# How much should a 6-month old be eating?



## BarbieAnn (Nov 8, 2010)

When I read the cat food labels on canned food most of the brands say that kittens eat twice the amount of adults. Well the adult feeding for a 5 oz. can is like one can a day. I cannot imagine my cat eating double that. Am I correct? My cat who is 6-months and weighs around 6 lbs. eats both dry and wet. She nibbles on dry - I would say about a 1/2 a cup a day and eats about 1/2 can wet per day. I'll give her about a 1/4 can in the AM and she likes to eat it in two meals. Some when I first put it down and leaves some for about 1 hour later. I also give her a meal around 9:30 at night of wet food and leave about 1/4 can - sometimes she eats the whole thing and sometimes she leaves some left over which she will eat first thing in the AM. 

How much roughly does an active 6-month old eat per day? :catmilk


----------



## suwanee (Jan 22, 2011)

Since you are feeding wet and dry, the amount will be roughly half the suggested amount on the labels. The product label is based on using that particular item only.

That said, your cat is between adult and kitten. If (s)he is not ravenous, and is eating about the same amounts daily, you're fine. The exact amount will vary with size and activity level. Go by the label, and weigh the cat weekly. I'm sure others will have more advice here soon.


----------



## Susan (Mar 29, 2010)

How much a cat eats depends on the cat, although the amounts recommended on cat food labels are invariably too much. I'd have to force feed my girls to eat the recommended amount! If your kitten is not leaving a lot of her food on the plate and is not continually looking around for more, then I'd say you're feeding her the right amount. I know that doesn't sound too scientific, but with a kitten, it's likely the best measure.


----------



## yellowdaisies (Jan 25, 2011)

It also depends on the weight of your cat. The cans of food I have say 5.5 oz per 6 lbs, and twice as much for kittens. 

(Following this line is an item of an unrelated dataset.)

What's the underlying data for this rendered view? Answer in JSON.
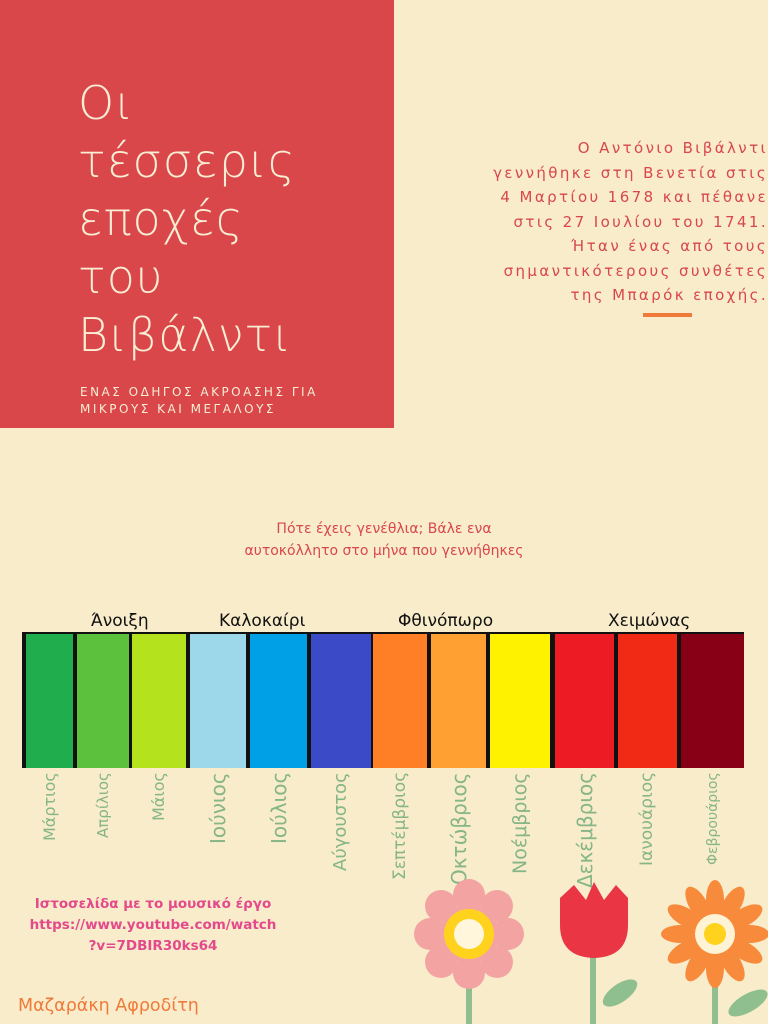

But I agree with Susan - they recommend way more than the cat actually needs.

My kittens are 7 months old, and we feed them a combination of wet and dry...they actually eat roughly the same amount as your kitten (1/2 can wet, 1/2 cup dry) more or less...For awhile we were feeding them a whole can of wet per day with just a dry snack, but that was getting REALLY expensive, because we feed them premium canned food. Now we're trying 3/4 of a can a day, with about 1/4 cup of dry...ish. Spencer usually wants more than that (he's 2 lbs heavier than Lily), though Lily is fine with it.


----------